Live Nation : Révélations choquantes sur la vente de billets
Des messages échangés sur Slack en 2022 entre deux directeurs de Live Nation ont été récemment divulgués lors d’un procès antimonopole, révélant que les clients étaient considérés comme des “idiots” que l’entreprise “robaient à mains pleines”. Ces révélations ne sont pas simplement des anecdotes privées ; elles constituent une fenêtre sur les pratiques d’une entreprise qui contrôle 80 % du marché des billets aux États-Unis. Cela ne surprend pas ceux qui ont payé des frais de stationnement exorbitants pour des concerts, mais les voir mis par écrit donne un poids particulier à ces accusations.
Ce qui a été dit
Ben Baker, ancien directeur régional du ticketing pour la Floride, et Jeff Weinhold, directeur senior en Virginie, ont échangé des impressions durant plusieurs mois. Dans une de leurs conversations, Baker s’est vanté des suppléments qu’il avait ajoutés aux prix de base d’un concert de Kid Rock à Tampa Bay, qualifiant les clients de “stupides”. Weinhold lui a alors révélé qu’il avait des places de parking VIP à 250 dollars. “On les braque à mains pleines, comme ça se passe”, a répondu Baker.
Les détails ne manquent pas : Baker mentionne des revenus de 124 790 dollars provenant des “upsells” pour un concert de Dead & Co., pendant que Weinhold propose d’augmenter dynamiquement les prix avant d’envoyer les promotions par e-mail. Des termes comme “dyn up” décrivent cette pratique de tarification dynamique, et ils évoquent des techniques de présentation pour inciter les consommateurs à acheter des billets améliorés.
Réactions de l’entreprise
Live Nation a tenté de minimiser l’importance de ces messages, qualifiant ces échanges d’informels et de peu significatifs. Lorsque les messages ont été rendus publics, l’entreprise a affirmé qu’il ne s’agissait que d’un “employé junior parlant à un ami”.
Cependant, les avocats des plaignants soulignent que ces messages ne peuvent pas être considérés comme insignifiants. Ils rappellent que les artistes eux-mêmes n’ont pas intérêt à exploiter leurs fans, alors que Live Nation, en contrôlant la majorité du marché, jouit d’un monopole qui lui permet de le faire sans réelle concurrence.
Les enjeux du modèle économique
Une fusion controversée
La concentration verticale de Live Nation, issue de la fusion avec Ticketmaster en 2010, a créé un modèle économique où la même entité gère la promotion de tournées, la vente de billets et le contrôle des salles. Ce modèle a été critiqué, notamment lors des ventes de billets pour des événements très attendus, comme le ‘Eras Tour’ de Taylor Swift, qui a mené à une enquête du Département de la Justice.

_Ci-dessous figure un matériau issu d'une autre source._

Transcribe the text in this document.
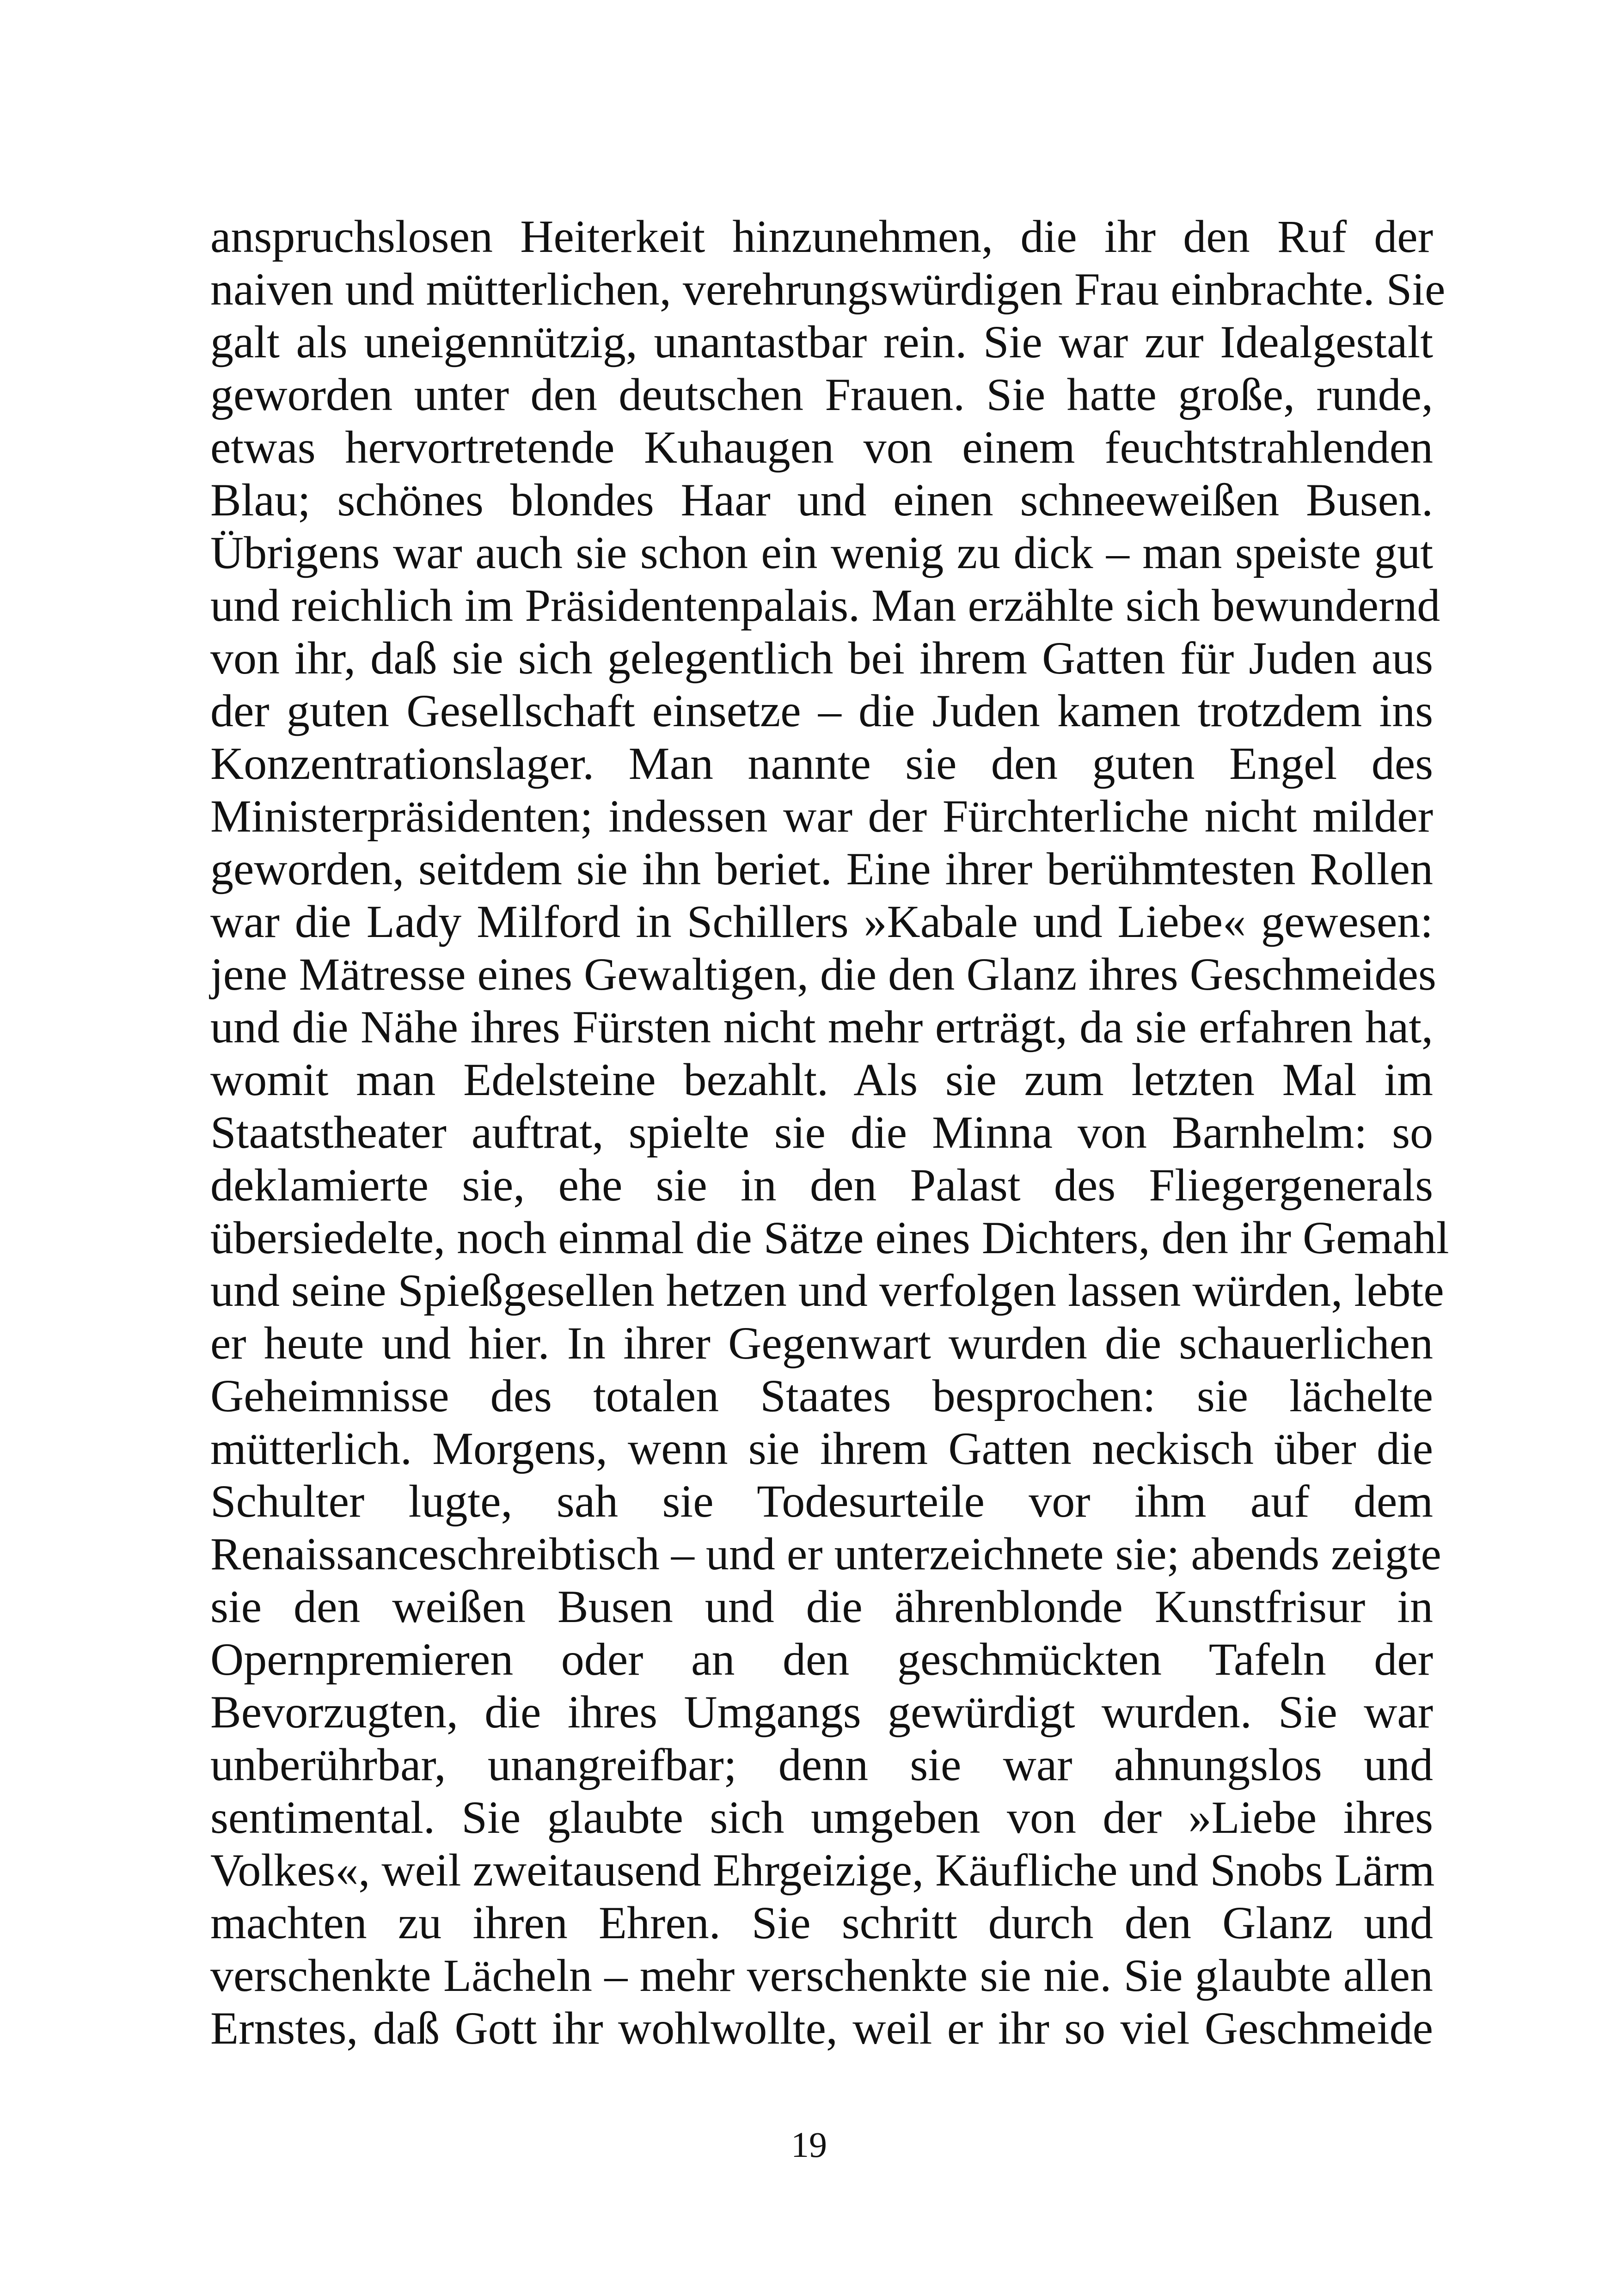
anspruchslosen Heiterkeit hinzunehmen, die ihr den Ruf der
naiven und mütterlichen, verehrungswürdigen Frau einbrachte. Sie
galt als uneigennützig, unantastbar rein. Sie war zur Idealgestalt
geworden unter den deutschen Frauen. Sie hatte große, runde,
etwas hervortretende Kuhaugen von einem feuchtstrahlenden
Blau; schönes blondes Haar und einen schneeweißen Busen.
Übrigens war auch sie schon ein wenig zu dick – man speiste gut
und reichlich im Präsidentenpalais. Man erzählte sich bewundernd
von ihr, daß sie sich gelegentlich bei ihrem Gatten für Juden aus
der guten Gesellschaft einsetze – die Juden kamen trotzdem ins
Konzentrationslager. Man nannte sie den guten Engel des
Ministerpräsidenten; indessen war der Fürchterliche nicht milder
geworden, seitdem sie ihn beriet. Eine ihrer berühmtesten Rollen
war die Lady Milford in Schillers »Kabale und Liebe« gewesen:
jene Mätresse eines Gewaltigen, die den Glanz ihres Geschmeides
und die Nähe ihres Fürsten nicht mehr erträgt, da sie erfahren hat,
womit man Edelsteine bezahlt. Als sie zum letzten Mal im
Staatstheater auftrat, spielte sie die Minna von Barnhelm: so
deklamierte sie, ehe sie in den Palast des Fliegergenerals
übersiedelte, noch einmal die Sätze eines Dichters, den ihr Gemahl
und seine Spießgesellen hetzen und verfolgen lassen würden, lebte
er heute und hier. In ihrer Gegenwart wurden die schauerlichen
Geheimnisse des totalen Staates besprochen: sie lächelte
mütterlich. Morgens, wenn sie ihrem Gatten neckisch über die
Schulter lugte, sah sie Todesurteile vor ihm auf dem
Renaissanceschreibtisch – und er unterzeichnete sie; abends zeigte
sie den weißen Busen und die ährenblonde Kunstfrisur in
Opernpremieren oder an den geschmückten Tafeln der
Bevorzugten, die ihres Umgangs gewürdigt wurden. Sie war
unberührbar, unangreifbar; denn sie war ahnungslos und
sentimental. Sie glaubte sich umgeben von der »Liebe ihres
Volkes«, weil zweitausend Ehrgeizige, Käufliche und Snobs Lärm
machten zu ihren Ehren. Sie schritt durch den Glanz und
verschenkte Lächeln – mehr verschenkte sie nie. Sie glaubte allen
Ernstes, daß Gott ihr wohlwollte, weil er ihr so viel Geschmeide
19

Accord et résilience des plaignants
Le 9 mars, un accord surprise a été conclu entre le Département de la Justice (DOJ) et Live Nation, mettant fin à la partie fédérale de l’affaire. Cet accord impose une limite de 15 % sur les frais de service et d’autres mesures correctives. Pourtant, plus de 27 États, dont New York et la Californie, ont rejeté cet accord, jugeant qu’il n’adresse pas la question du monopole et poursuivent leurs propres actions en justice.

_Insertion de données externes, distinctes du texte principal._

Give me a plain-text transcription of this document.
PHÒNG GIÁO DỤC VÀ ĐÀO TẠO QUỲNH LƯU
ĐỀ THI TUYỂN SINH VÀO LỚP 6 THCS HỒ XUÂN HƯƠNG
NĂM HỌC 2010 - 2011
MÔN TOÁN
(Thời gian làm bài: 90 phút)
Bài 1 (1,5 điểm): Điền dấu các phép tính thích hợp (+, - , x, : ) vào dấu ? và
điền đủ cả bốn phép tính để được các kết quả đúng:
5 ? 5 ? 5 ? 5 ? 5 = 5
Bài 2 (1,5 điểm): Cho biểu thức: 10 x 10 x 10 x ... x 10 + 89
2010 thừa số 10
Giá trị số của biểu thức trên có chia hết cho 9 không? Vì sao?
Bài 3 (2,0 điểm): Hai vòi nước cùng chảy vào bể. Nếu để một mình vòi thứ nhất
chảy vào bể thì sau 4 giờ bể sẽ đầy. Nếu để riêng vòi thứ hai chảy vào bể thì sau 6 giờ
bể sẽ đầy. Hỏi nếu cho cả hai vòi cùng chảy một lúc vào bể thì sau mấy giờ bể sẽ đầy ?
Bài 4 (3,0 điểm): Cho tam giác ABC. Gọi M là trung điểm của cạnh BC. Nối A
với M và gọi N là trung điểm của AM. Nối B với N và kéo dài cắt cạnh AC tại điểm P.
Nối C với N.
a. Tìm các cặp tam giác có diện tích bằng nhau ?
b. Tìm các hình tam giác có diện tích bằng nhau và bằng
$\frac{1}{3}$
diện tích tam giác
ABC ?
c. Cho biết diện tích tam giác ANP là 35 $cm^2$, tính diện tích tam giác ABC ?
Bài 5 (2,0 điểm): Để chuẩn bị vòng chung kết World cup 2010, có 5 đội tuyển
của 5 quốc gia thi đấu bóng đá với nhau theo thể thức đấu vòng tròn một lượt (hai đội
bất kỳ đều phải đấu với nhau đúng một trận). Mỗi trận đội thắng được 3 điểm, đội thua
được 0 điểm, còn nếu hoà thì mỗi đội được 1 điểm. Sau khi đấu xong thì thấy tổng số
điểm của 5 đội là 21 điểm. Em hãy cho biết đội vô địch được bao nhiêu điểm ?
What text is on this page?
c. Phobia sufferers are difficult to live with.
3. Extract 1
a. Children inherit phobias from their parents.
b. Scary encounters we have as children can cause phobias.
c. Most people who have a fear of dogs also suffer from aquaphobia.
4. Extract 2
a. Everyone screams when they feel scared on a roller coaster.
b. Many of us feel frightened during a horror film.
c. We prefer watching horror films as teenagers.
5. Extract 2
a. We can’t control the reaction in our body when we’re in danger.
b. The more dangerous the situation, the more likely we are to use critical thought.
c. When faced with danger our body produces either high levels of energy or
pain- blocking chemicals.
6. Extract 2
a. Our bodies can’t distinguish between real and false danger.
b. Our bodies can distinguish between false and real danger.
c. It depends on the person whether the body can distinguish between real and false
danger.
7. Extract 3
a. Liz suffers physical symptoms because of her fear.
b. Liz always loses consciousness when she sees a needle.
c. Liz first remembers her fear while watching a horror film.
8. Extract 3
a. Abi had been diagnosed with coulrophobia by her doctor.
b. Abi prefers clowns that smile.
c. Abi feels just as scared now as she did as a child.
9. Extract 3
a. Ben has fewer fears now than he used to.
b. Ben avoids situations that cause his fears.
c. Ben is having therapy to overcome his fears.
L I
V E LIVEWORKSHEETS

Conclusion : Un reflet de pratiques bien ancrées
Les révélations sur Live Nation ne sont pas un incident isolé ; elles mettent en lumière un modèle commercial profondément ancré qui, depuis des années, pousse à maximiser les profits au détriment du consommateur. Le témoignage de Baker et Weinhold est révélateur d’une politique d’entreprise qui reste inchangée malgré le scandale. L’affaire pourrait avoir de larges répercussions, non seulement aux États-Unis, mais également à l’international. En Europe, des enquêtes similaires sont déjà en cours, témoignant d’une dynamique mondialisée autour de la vente de billets et des frustrations des consommateurs.